Love for a Hurtin’ Albertan
Corb Lund’s “Truck got Stuck” was on a mix CD my friend Badger made for a road trip we took from Vancouver to Calgary a few years ago. I’d never heard of him before, but Badger, you should know, picks excellent music. (Magnetic Fields’ incomparable ukelele opus “Queen of the Savages” was also on this mix.) We were all Alberta bound, in the words of the immortal Gordon Lightfoot, trapped for endless hours on a narrowing road, in other words, talking about everything and nothing while the air got thinner and the Rockies got higher, and we happily listened to “Truck Got Stuck” about forty-three bazillion times.
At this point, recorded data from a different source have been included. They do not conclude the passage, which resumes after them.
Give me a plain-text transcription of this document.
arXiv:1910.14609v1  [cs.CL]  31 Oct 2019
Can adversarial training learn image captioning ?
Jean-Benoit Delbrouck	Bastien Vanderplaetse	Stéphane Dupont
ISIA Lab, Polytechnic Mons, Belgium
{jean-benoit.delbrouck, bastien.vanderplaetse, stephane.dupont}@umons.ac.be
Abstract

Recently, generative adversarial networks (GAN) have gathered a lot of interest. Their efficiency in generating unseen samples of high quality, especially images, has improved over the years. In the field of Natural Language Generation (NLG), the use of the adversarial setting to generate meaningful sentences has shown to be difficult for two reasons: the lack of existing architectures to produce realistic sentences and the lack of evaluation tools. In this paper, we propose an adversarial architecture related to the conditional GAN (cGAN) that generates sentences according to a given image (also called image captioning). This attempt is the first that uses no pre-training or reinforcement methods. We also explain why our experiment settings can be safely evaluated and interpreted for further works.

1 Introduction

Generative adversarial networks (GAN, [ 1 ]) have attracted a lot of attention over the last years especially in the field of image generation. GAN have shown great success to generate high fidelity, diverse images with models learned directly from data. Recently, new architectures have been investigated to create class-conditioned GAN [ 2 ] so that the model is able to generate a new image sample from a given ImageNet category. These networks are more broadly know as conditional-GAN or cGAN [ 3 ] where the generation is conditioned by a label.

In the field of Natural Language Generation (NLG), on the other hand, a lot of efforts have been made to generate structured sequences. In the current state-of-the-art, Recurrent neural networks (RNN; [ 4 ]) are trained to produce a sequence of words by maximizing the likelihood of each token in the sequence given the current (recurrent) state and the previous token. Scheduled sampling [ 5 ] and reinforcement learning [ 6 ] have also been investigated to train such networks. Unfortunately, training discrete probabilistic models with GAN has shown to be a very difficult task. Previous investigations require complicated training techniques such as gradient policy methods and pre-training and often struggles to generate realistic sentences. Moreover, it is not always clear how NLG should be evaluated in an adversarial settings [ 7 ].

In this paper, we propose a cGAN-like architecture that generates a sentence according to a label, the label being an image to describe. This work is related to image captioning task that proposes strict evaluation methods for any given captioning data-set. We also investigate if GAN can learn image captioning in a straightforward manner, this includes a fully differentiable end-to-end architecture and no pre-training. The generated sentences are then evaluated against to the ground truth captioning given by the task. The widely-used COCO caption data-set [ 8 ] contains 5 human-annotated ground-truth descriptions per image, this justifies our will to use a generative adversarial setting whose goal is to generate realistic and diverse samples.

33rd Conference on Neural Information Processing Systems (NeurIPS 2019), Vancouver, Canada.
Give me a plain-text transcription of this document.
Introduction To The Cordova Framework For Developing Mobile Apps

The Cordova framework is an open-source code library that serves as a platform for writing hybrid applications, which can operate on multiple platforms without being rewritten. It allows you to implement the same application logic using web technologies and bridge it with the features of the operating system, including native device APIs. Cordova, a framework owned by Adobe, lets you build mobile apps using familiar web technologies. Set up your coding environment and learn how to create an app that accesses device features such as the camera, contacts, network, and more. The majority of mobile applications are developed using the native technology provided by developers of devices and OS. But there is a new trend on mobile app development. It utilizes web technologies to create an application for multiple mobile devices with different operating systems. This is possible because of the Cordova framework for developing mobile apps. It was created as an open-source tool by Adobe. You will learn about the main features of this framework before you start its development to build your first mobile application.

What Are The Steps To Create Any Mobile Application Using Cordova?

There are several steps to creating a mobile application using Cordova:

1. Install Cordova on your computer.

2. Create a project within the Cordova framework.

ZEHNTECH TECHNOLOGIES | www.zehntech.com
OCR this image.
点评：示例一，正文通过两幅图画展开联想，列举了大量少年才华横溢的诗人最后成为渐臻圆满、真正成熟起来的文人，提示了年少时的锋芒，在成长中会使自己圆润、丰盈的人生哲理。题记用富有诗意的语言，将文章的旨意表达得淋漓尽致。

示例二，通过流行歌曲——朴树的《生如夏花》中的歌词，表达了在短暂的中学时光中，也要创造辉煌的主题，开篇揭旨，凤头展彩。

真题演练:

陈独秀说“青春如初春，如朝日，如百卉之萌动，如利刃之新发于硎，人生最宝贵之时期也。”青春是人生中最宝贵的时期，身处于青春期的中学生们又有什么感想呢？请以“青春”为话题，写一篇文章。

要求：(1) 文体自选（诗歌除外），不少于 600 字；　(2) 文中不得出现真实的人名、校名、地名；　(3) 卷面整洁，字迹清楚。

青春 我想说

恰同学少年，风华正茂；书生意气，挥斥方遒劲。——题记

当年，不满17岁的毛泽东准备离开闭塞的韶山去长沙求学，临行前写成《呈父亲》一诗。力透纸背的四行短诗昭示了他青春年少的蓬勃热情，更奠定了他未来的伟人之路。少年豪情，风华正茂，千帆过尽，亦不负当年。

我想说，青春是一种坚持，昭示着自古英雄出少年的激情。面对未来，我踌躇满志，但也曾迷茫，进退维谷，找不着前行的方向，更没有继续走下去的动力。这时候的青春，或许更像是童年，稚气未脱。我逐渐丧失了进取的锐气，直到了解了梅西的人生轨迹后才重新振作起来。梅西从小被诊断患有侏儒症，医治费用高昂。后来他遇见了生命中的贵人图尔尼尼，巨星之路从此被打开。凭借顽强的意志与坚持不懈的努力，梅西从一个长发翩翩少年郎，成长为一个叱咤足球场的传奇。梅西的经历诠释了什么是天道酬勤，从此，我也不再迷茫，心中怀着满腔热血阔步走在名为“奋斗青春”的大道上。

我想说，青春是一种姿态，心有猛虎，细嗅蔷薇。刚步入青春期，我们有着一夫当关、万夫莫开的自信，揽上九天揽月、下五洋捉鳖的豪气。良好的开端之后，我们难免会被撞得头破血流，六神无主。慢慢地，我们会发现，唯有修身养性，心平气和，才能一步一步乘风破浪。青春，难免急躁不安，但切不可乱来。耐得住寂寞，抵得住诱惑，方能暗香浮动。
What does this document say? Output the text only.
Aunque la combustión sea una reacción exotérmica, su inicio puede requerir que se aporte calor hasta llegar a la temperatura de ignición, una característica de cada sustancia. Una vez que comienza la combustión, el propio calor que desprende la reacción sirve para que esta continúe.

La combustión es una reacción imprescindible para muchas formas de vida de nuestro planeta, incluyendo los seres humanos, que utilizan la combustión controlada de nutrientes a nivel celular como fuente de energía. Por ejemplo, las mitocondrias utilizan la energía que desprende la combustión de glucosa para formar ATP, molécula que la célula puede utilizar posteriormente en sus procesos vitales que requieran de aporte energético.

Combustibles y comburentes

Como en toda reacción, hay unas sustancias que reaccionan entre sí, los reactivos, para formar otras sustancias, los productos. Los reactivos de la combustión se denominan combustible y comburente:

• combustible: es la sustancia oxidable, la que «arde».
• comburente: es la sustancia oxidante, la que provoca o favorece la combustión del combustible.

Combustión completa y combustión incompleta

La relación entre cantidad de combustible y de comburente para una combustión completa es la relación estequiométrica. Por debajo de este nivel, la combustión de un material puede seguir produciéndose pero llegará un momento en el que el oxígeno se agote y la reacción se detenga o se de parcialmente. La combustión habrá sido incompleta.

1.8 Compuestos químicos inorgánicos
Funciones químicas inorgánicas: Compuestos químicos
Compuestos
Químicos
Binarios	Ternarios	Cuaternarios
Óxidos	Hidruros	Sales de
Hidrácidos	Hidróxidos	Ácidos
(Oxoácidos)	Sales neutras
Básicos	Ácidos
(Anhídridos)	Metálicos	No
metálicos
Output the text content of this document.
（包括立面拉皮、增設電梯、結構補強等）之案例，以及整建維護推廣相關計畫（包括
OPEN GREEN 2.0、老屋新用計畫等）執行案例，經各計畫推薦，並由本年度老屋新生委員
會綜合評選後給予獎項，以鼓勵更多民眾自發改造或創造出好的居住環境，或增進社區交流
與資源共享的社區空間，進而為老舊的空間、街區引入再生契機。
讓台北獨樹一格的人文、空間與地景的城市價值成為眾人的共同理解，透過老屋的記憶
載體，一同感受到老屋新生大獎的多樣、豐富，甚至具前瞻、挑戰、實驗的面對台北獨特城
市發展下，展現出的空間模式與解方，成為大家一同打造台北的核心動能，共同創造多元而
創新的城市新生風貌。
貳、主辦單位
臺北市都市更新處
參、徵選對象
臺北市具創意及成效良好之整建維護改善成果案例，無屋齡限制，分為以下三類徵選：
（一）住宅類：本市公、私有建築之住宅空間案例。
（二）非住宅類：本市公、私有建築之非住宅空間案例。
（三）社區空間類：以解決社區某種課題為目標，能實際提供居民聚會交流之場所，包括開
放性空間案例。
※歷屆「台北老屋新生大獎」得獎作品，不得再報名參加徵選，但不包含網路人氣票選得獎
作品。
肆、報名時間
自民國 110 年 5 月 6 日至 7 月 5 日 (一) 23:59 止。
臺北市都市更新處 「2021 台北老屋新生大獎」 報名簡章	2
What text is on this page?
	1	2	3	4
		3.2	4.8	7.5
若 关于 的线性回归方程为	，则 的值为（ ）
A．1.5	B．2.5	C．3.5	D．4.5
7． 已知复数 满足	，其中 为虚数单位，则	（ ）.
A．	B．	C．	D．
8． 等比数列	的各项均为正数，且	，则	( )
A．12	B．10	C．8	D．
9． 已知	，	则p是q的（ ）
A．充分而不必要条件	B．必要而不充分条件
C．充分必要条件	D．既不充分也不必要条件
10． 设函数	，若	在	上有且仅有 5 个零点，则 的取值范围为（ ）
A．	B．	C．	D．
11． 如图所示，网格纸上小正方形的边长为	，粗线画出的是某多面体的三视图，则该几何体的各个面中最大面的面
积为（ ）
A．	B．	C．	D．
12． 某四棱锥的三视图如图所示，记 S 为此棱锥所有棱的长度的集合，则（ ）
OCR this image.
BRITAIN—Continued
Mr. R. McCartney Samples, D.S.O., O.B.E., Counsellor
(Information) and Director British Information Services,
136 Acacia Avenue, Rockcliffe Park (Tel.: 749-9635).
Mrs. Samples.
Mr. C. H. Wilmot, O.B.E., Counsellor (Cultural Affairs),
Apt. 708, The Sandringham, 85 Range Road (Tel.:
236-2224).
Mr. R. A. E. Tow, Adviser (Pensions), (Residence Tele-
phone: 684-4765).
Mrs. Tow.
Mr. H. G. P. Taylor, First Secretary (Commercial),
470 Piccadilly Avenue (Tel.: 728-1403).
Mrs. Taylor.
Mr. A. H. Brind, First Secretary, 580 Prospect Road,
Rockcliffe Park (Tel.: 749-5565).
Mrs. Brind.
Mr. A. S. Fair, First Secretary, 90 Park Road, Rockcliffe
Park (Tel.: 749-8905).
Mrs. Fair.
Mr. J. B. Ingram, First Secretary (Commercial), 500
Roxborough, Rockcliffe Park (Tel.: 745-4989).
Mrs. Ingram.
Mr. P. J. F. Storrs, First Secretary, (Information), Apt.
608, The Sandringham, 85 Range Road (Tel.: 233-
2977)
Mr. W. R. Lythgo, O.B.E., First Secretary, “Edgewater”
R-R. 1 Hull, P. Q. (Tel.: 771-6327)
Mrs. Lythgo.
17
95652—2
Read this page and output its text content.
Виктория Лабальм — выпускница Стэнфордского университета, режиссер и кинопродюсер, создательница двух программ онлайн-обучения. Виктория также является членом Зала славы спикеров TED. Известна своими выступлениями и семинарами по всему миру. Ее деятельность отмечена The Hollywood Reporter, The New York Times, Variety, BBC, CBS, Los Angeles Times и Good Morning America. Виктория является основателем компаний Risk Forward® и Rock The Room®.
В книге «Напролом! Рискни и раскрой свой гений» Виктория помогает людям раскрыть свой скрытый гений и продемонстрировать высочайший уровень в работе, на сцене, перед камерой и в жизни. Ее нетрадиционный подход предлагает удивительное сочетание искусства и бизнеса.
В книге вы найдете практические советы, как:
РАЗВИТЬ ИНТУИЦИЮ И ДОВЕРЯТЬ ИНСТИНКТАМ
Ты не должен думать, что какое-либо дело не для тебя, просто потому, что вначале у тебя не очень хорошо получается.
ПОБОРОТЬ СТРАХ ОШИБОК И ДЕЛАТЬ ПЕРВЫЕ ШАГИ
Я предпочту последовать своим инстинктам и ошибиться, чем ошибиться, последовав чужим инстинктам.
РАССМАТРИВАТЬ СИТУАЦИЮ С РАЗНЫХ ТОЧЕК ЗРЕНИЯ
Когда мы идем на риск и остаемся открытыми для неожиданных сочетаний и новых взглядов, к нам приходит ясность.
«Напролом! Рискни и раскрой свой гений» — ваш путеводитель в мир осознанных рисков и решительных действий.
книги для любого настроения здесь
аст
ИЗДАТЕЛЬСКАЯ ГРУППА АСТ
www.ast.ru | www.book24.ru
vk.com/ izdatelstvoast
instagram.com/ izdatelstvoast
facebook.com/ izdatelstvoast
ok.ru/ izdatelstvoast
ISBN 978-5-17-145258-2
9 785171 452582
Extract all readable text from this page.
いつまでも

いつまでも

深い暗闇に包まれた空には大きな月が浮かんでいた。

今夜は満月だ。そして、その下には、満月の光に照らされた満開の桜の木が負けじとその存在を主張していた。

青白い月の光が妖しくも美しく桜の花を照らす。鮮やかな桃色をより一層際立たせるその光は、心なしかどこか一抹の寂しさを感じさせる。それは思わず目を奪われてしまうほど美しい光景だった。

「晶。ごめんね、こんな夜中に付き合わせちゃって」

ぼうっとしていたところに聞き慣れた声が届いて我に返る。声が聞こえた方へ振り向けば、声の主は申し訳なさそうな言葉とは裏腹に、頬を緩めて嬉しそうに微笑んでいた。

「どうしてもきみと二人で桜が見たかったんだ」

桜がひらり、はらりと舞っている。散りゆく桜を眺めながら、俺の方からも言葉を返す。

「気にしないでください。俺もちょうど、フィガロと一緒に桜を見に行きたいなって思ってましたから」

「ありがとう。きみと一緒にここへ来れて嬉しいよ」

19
This is so the music of my people. I don’t mean my family of origin is a bunch of country music lovers. Seriously, they aren’t. Well, there is that one cousin. I mean that the brilliant grasp of basic physics displayed by the guys in “Truck Got Stuck” is very much in evidence within my immediate kinship circle. Here is the video demonstration:
More reasons to love Corb with a love that’s true even if, like me, most of your soundtrack is resolutely Free of Twang:
Ponies! Horse Soldier! Horse Soldier! is a whole album about horses. And sometimes soldiers. You don’t want the ponies to feel lonely, do you?
Giggles Galore! And if the ponies laugh themselves sick at songs like “Talkin’ Veterinarian Blues,” on his next album, Losin’ Lately Gambler, you can roll around with them, kicking your virtual hooves in the air with joy. Because Corb Lund, my friends, is so very funny.
“Enough Frivolity! What about my achy breaky heart?” No problem. There’s plenty of sad to be had here. “Alberta says Hello” will make you cry, “Student Visas” will shake you to your core, and even “Especially a Paint” has more than twice your daily recommended allowance of musical woe.
If you grew up in the Prairies, you couldn’t buy a nicer trip down memory lane. Corb Lund and the Hurtin’ Albertans are excellent company; their albums have the same intimacy as that long car ride I mentioned. They’re a free-wheeling visit with the best possible version of some low-key rural guy. Corb is Prairie Man, dusted in just a tint of rose-colored glass. These songs run the gamut: there’s sober and thoughtful here, there’s chatty and witty, and there’s just a touch of the smelly realities of farm life.
And all that’s really just about his lyrics, so let me add: the music’s damned charming, too.

He seems like someone you would definitely want with you at a barbecue. Or a bank heist.
Or a post bank-heist barbecue!
I love this dude! They play his stuff on CBC Radio 3 all the damn time.
Corb is entirely fantastic, in my opinion.